В город уходили как в рекруты. Не на радость. Город пугал многолюдьем, злым начальством — городовыми да дворниками. «Куды прешь, деревенская рожа?!» И метлой, метлой… Город пугал громадами кирпичных домов. Пугал укладом своей городской, не деревенской жизни. Пугал обманом. На фабриках обманывали сельского человека. В ночлежках обманывали. В городе ели хлеб, не снимая шапки! Шельмовали в кабаках, в чайных, в увеселительных заведениях, где красивые бабы — каждая барыня!..

Города боялись. И городу завидовали. Вздыхали, Москва стоит на болоте, ржи в ней не молотят, а лучше нашего едят. В городе проживали, не трудясь, разные мазурики, телигенты, внутренние враги. Над царем там смеялись, бога там не почитали, а жили, нам так не жить! И мужичка к себе ни-ни. Брезговали мужичком. Вот оно как: не всяк пашню пашет, а всяк хлеб ест.

Городу не верили. В городе вертелось все иначе. Жизнь была дома. Настоящая. Своя. В деревне. А здеся — сон, обман, на время забытье… Пела шарманка, на трех ногах. Глядели кухарки из открытых окон. Пресный запах вареного мяса растекался по двору. И усталая птица попугай тяжелым клювом, как нос у кавказца, доставала билетики на счастье. Сыпал реденький дождик по железным крышам, в мокрых переулках носились ветры. И, если уж на то шло, в ненавистном, страшном, каменном городе разрешалось и своровать, и пырнуть ножом в спину, не взяв на душу смертного греха. Все как во сне. На время забытье… Вернешься домой, на землю отцов, и отмолишься в родном храме. Можно ли в того бога верить, который не милует? Прости, господи, люди твоя.

Георгиевский кавалер и машинный квартирмейстер Петр Платонович Кузяев знал, что едет домой на побывку. После семилетней службы, войны и ранения вполне полагалось повидать родных, отдохнуть, а затем следовало опять собираться в город на городскую жизнь. Земля не кормила.

Имея познания в паровых машинах тройного расширения, Петр Платонович высказывал намерение устроиться механиком на завод «Бромлей» у Крымского моста, как двоюродные братья Петр и Михаил, первые сухоносовские металлисты. Однако судьба распорядилась иначе.

Доктор Василий Васильевич Каблуков, потирая сухие ладони, предложил ему в тот вечер, когда их с Афанасием представили гостям, быть у него кучером за 25 рублей в месяц, при условии, что он будет учиться на шофера и, получив диплом, отработает доктору все затраты на обучение.

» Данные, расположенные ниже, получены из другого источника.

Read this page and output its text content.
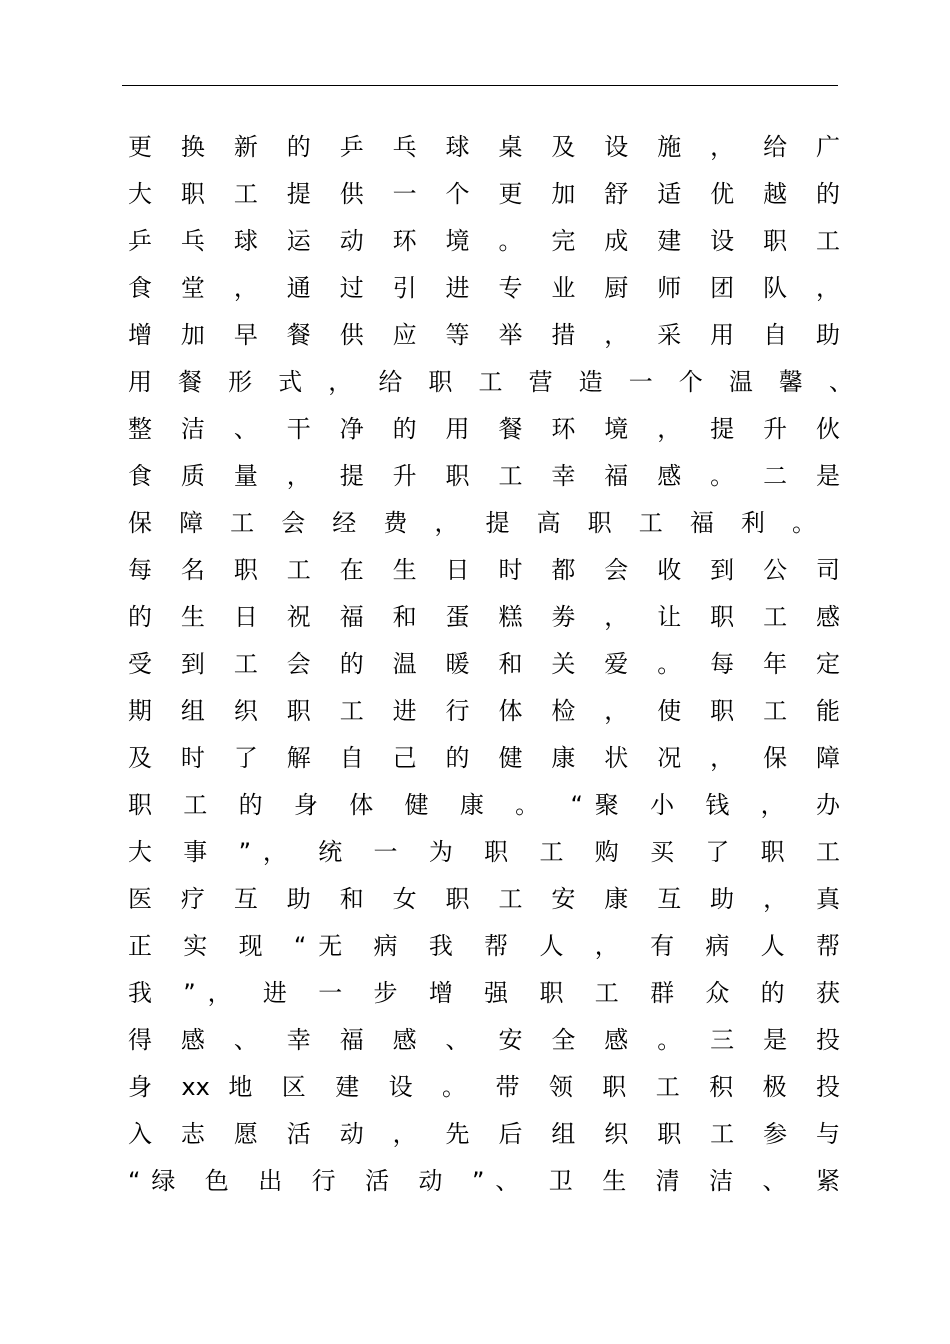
更 换 新 的 乒 乓 球 桌 及 设 施 ， 给 广
大 职 工 提 供 一 个 更 加 舒 适 优 越 的
乒 乓 球 运 动 环 境 。 完 成 建 设 职 工
食 堂 ， 通 过 引 进 专 业 厨 师 团 队 ，
增 加 早 餐 供 应 等 举 措 ， 采 用 自 助
用 餐 形 式 ， 给 职 工 营 造 一 个 温 馨 、
整 洁 、 干 净 的 用 餐 环 境 ， 提 升 伙
食 质 量 ， 提 升 职 工 幸 福 感 。 二 是
保 障 工 会 经 费 ， 提 高 职 工 福 利 。
每 名 职 工 在 生 日 时 都 会 收 到 公 司
的 生 日 祝 福 和 蛋 糕 劵 ， 让 职 工 感
受 到 工 会 的 温 暖 和 关 爱 。 每 年 定
期 组 织 职 工 进 行 体 检 ， 使 职 工 能
及 时 了 解 自 己 的 健 康 状 况 ， 保 障
职 工 的 身 体 健 康 。 “聚 小 钱 ， 办
大 事 ”， 统 一 为 职 工 购 买 了 职 工
医 疗 互 助 和 女 职 工 安 康 互 助 ， 真
正 实 现 “无 病 我 帮 人 ， 有 病 人 帮
我 ”， 进 一 步 增 强 职 工 群 众 的 获
得 感 、 幸 福 感 、 安 全 感 。 三 是 投
身 xx 地 区 建 设 。 带 领 职 工 积 极 投
入 志 愿 活 动 ， 先 后 组 织 职 工 参 与
“绿 色 出 行 活 动 ”、 卫 生 清 洁 、 紧
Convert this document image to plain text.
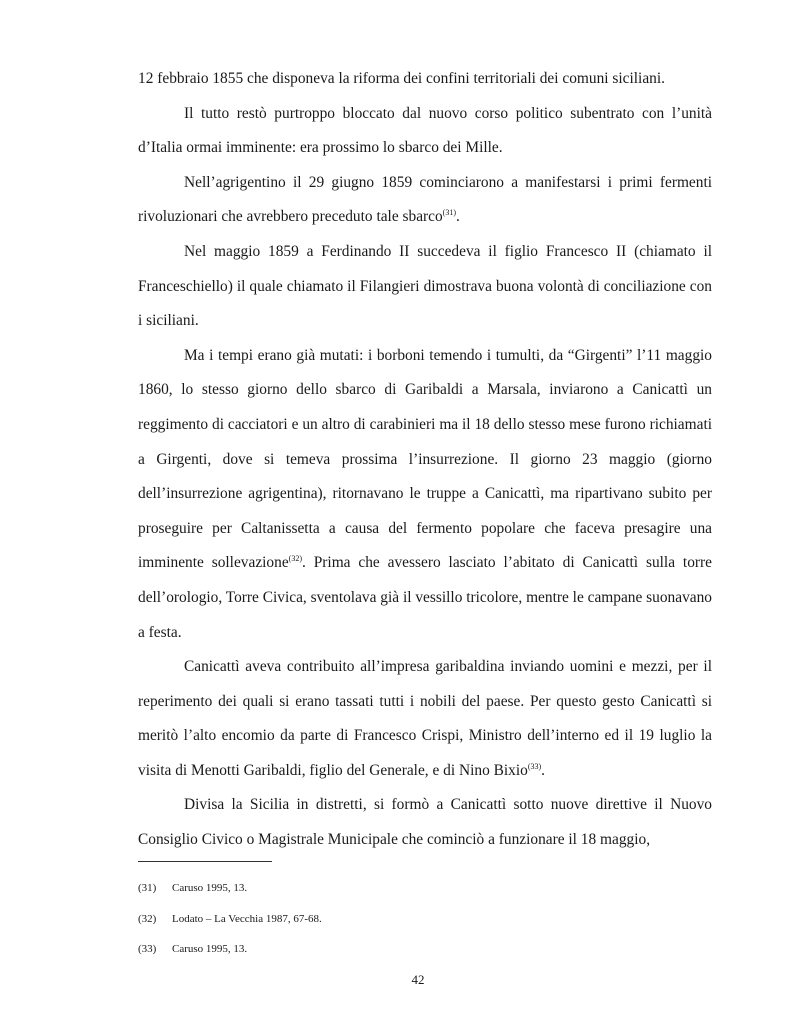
12 febbraio 1855 che disponeva la riforma dei confini territoriali dei comuni siciliani.

Il tutto restò purtroppo bloccato dal nuovo corso politico subentrato con l’unità d’Italia ormai imminente: era prossimo lo sbarco dei Mille.

Nell’agrigentino il 29 giugno 1859 cominciarono a manifestarsi i primi fermenti rivoluzionari che avrebbero preceduto tale sbarco$^{(31)}$.

Nel maggio 1859 a Ferdinando II succedeva il figlio Francesco II (chiamato il Franceschiello) il quale chiamato il Filangieri dimostrava buona volontà di conciliazione con i siciliani.

Ma i tempi erano già mutati: i borboni temendo i tumulti, da “Girgenti” l’11 maggio 1860, lo stesso giorno dello sbarco di Garibaldi a Marsala, inviarono a Canicattì un reggimento di cacciatori e un altro di carabinieri ma il 18 dello stesso mese furono richiamati a Girgenti, dove si temeva prossima l’insurrezione. Il giorno 23 maggio (giorno dell’insurrezione agrigentina), ritornavano le truppe a Canicattì, ma ripartivano subito per proseguire per Caltanissetta a causa del fermento popolare che faceva presagire una imminente sollevazione$^{(32)}$. Prima che avessero lasciato l’abitato di Canicattì sulla torre dell’orologio, Torre Civica, sventolava già il vessillo tricolore, mentre le campane suonavano a festa.

Canicattì aveva contribuito all’impresa garibaldina inviando uomini e mezzi, per il reperimento dei quali si erano tassati tutti i nobili del paese. Per questo gesto Canicattì si meritò l’alto encomio da parte di Francesco Crispi, Ministro dell’interno ed il 19 luglio la visita di Menotti Garibaldi, figlio del Generale, e di Nino Bixio$^{(33)}$.

Divisa la Sicilia in distretti, si formò a Canicattì sotto nuove direttive il Nuovo Consiglio Civico o Magistrale Municipale che cominciò a funzionare il 18 maggio,

(31) Caruso 1995, 13.

(32) Lodato – La Vecchia 1987, 67-68.

(33) Caruso 1995, 13.

42
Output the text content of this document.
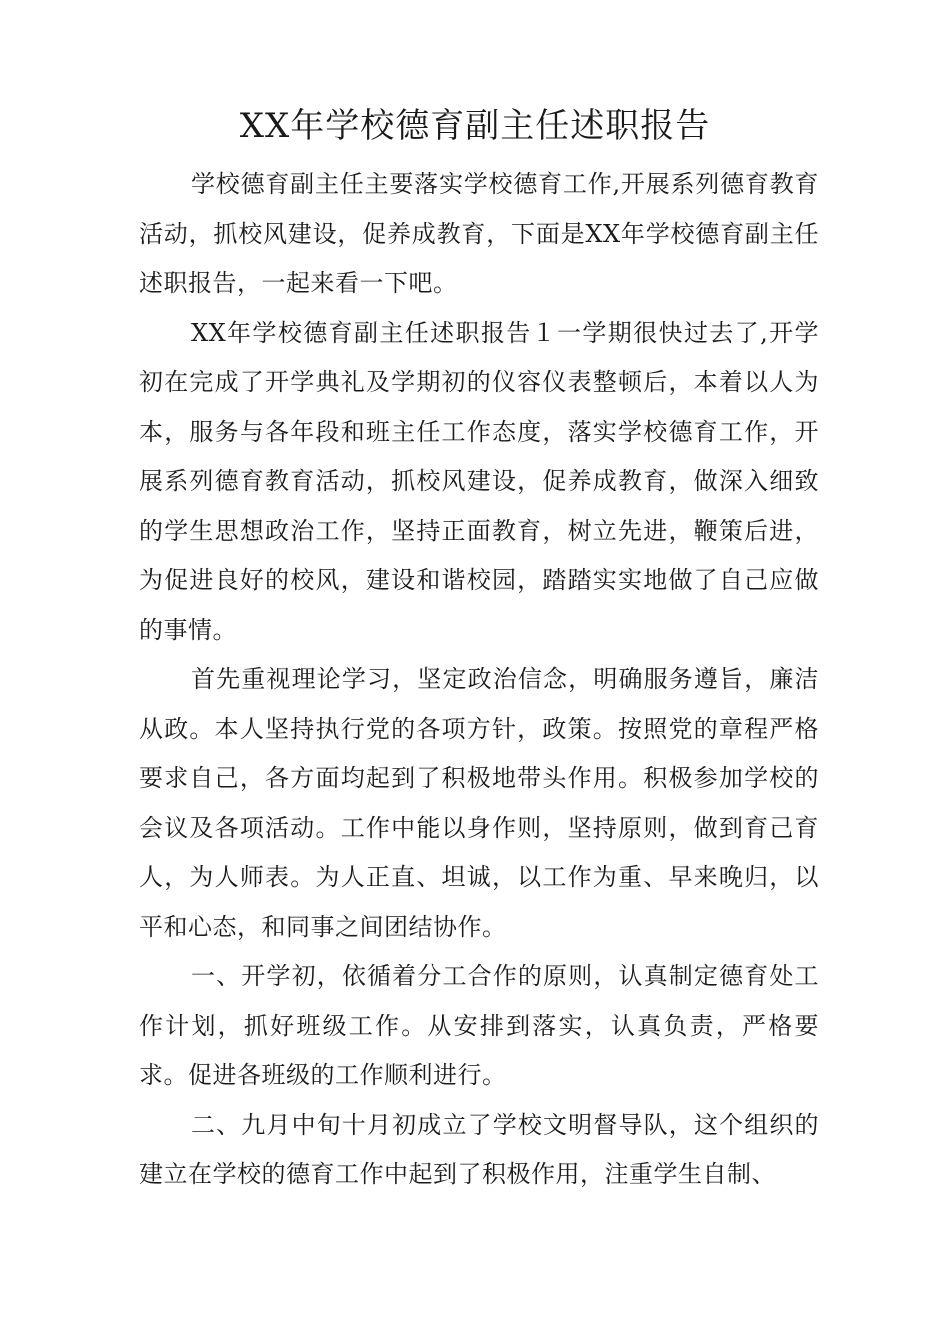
XX年学校德育副主任述职报告

学校德育副主任主要落实学校德育工作,开展系列德育教育活动，抓校风建设，促养成教育，下面是XX年学校德育副主任述职报告，一起来看一下吧。

XX年学校德育副主任述职报告１一学期很快过去了,开学初在完成了开学典礼及学期初的仪容仪表整顿后，本着以人为本，服务与各年段和班主任工作态度，落实学校德育工作，开展系列德育教育活动，抓校风建设，促养成教育，做深入细致的学生思想政治工作，坚持正面教育，树立先进，鞭策后进，为促进良好的校风，建设和谐校园，踏踏实实地做了自己应做的事情。

首先重视理论学习，坚定政治信念，明确服务遵旨，廉洁从政。本人坚持执行党的各项方针，政策。按照党的章程严格要求自己，各方面均起到了积极地带头作用。积极参加学校的会议及各项活动。工作中能以身作则，坚持原则，做到育己育人，为人师表。为人正直、坦诚，以工作为重、早来晚归，以平和心态，和同事之间团结协作。

一、开学初，依循着分工合作的原则，认真制定德育处工作计划，抓好班级工作。从安排到落实，认真负责，严格要求。促进各班级的工作顺利进行。

二、九月中旬十月初成立了学校文明督导队，这个组织的建立在学校的德育工作中起到了积极作用，注重学生自制、
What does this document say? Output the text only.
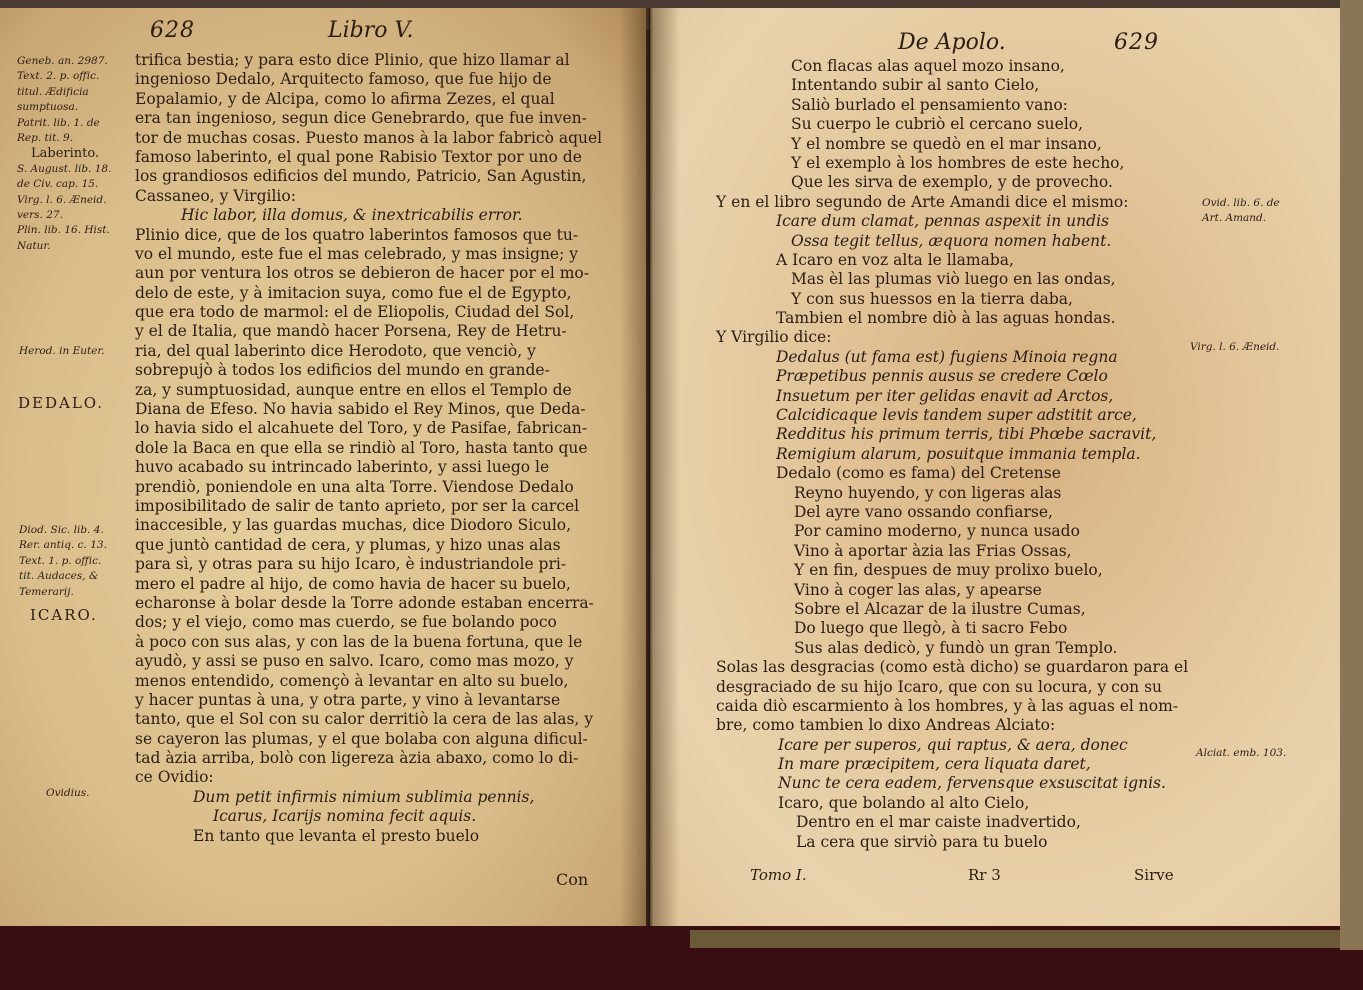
628	Libro V.
Geneb. an. 2987.
Text. 2. p. offic.
titul. Ædificia
sumptuosa.
Patrit. lib. 1. de
Rep. tit. 9.
Laberinto.
S. August. lib. 18.
de Civ. cap. 15.
Virg. l. 6. Æneid.
vers. 27.
Plin. lib. 16. Hist.
Natur.
Herod. in Euter.
DEDALO.
Diod. Sic. lib. 4.
Rer. antiq. c. 13.
Text. 1. p. offic.
tit. Audaces, &
Temerarij.
ICARO.
Ovidius.
trifica bestia; y para esto dice Plinio, que hizo llamar al
ingenioso Dedalo, Arquitecto famoso, que fue hijo de
Eopalamio, y de Alcipa, como lo afirma Zezes, el qual
era tan ingenioso, segun dice Genebrardo, que fue inven-
tor de muchas cosas. Puesto manos à la labor fabricò aquel
famoso laberinto, el qual pone Rabisio Textor por uno de
los grandiosos edificios del mundo, Patricio, San Agustin,
Cassaneo, y Virgilio:
Hic labor, illa domus, & inextricabilis error.
Plinio dice, que de los quatro laberintos famosos que tu-
vo el mundo, este fue el mas celebrado, y mas insigne; y
aun por ventura los otros se debieron de hacer por el mo-
delo de este, y à imitacion suya, como fue el de Egypto,
que era todo de marmol: el de Eliopolis, Ciudad del Sol,
y el de Italia, que mandò hacer Porsena, Rey de Hetru-
ria, del qual laberinto dice Herodoto, que venciò, y
sobrepujò à todos los edificios del mundo en grande-
za, y sumptuosidad, aunque entre en ellos el Templo de
Diana de Efeso. No havia sabido el Rey Minos, que Deda-
lo havia sido el alcahuete del Toro, y de Pasifae, fabrican-
dole la Baca en que ella se rindiò al Toro, hasta tanto que
huvo acabado su intrincado laberinto, y assi luego le
prendiò, poniendole en una alta Torre. Viendose Dedalo
imposibilitado de salir de tanto aprieto, por ser la carcel
inaccesible, y las guardas muchas, dice Diodoro Siculo,
que juntò cantidad de cera, y plumas, y hizo unas alas
para sì, y otras para su hijo Icaro, è industriandole pri-
mero el padre al hijo, de como havia de hacer su buelo,
echaronse à bolar desde la Torre adonde estaban encerra-
dos; y el viejo, como mas cuerdo, se fue bolando poco
à poco con sus alas, y con las de la buena fortuna, que le
ayudò, y assi se puso en salvo. Icaro, como mas mozo, y
menos entendido, començò à levantar en alto su buelo,
y hacer puntas à una, y otra parte, y vino à levantarse
tanto, que el Sol con su calor derritiò la cera de las alas, y
se cayeron las plumas, y el que bolaba con alguna dificul-
tad àzia arriba, bolò con ligereza àzia abaxo, como lo di-
ce Ovidio:
Dum petit infirmis nimium sublimia pennis,
Icarus, Icarijs nomina fecit aquis.
En tanto que levanta el presto buelo
Con
De Apolo.	629
Ovid. lib. 6. de
Art. Amand.
Virg. l. 6. Æneid.
Alciat. emb. 103.
Con flacas alas aquel mozo insano,
Intentando subir al santo Cielo,
Saliò burlado el pensamiento vano:
Su cuerpo le cubriò el cercano suelo,
Y el nombre se quedò en el mar insano,
Y el exemplo à los hombres de este hecho,
Que les sirva de exemplo, y de provecho.
Y en el libro segundo de Arte Amandi dice el mismo:
Icare dum clamat, pennas aspexit in undis
Ossa tegit tellus, æquora nomen habent.
A Icaro en voz alta le llamaba,
Mas èl las plumas viò luego en las ondas,
Y con sus huessos en la tierra daba,
Tambien el nombre diò à las aguas hondas.
Y Virgilio dice:
Dedalus (ut fama est) fugiens Minoia regna
Præpetibus pennis ausus se credere Cœlo
Insuetum per iter gelidas enavit ad Arctos,
Calcidicaque levis tandem super adstitit arce,
Redditus his primum terris, tibi Phœbe sacravit,
Remigium alarum, posuitque immania templa.
Dedalo (como es fama) del Cretense
Reyno huyendo, y con ligeras alas
Del ayre vano ossando confiarse,
Por camino moderno, y nunca usado
Vino à aportar àzia las Frias Ossas,
Y en fin, despues de muy prolixo buelo,
Vino à coger las alas, y apearse
Sobre el Alcazar de la ilustre Cumas,
Do luego que llegò, à ti sacro Febo
Sus alas dedicò, y fundò un gran Templo.
Solas las desgracias (como està dicho) se guardaron para el
desgraciado de su hijo Icaro, que con su locura, y con su
caida diò escarmiento à los hombres, y à las aguas el nom-
bre, como tambien lo dixo Andreas Alciato:
Icare per superos, qui raptus, & aera, donec
In mare præcipitem, cera liquata daret,
Nunc te cera eadem, fervensque exsuscitat ignis.
Icaro, que bolando al alto Cielo,
Dentro en el mar caiste inadvertido,
La cera que sirviò para tu buelo
Tomo I.	Rr 3	Sirve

Кузяев согласился, да и как можно было пропустить такое?

Настал срок, Илья Савельевич прислал в Москву лошадей, четверть водки, настоянной на злом перце, чтоб сынок с другом не проскучились в пути. Выехали затемно. Улеглись в санях. Заснули, а проснулись уже за московской заставой. По укатанной дороге сытые яковлевские лошади тянули шутя, только пофыркивали да швыркали хвостами. Скоро как раз показалась вся белым-бела большая деревня Чертаново. В утреннее небо неслышно столбом валили печные дымы, скрипел под полозьями чистый снег. «Придержи, дядя, — попросили возницу. — Без спеха нам». Устроились поудобней, закусили мерзлым пирогом и, стряхнув крошки, снова прилегли. Дорога стлалась за горизонт, сани катились мягко. Светлое солнце, как моченое яблоко, схваченное первым морозом, поднималось над лесами. Ныли на ветру зубы. Проехали деревню Битцу.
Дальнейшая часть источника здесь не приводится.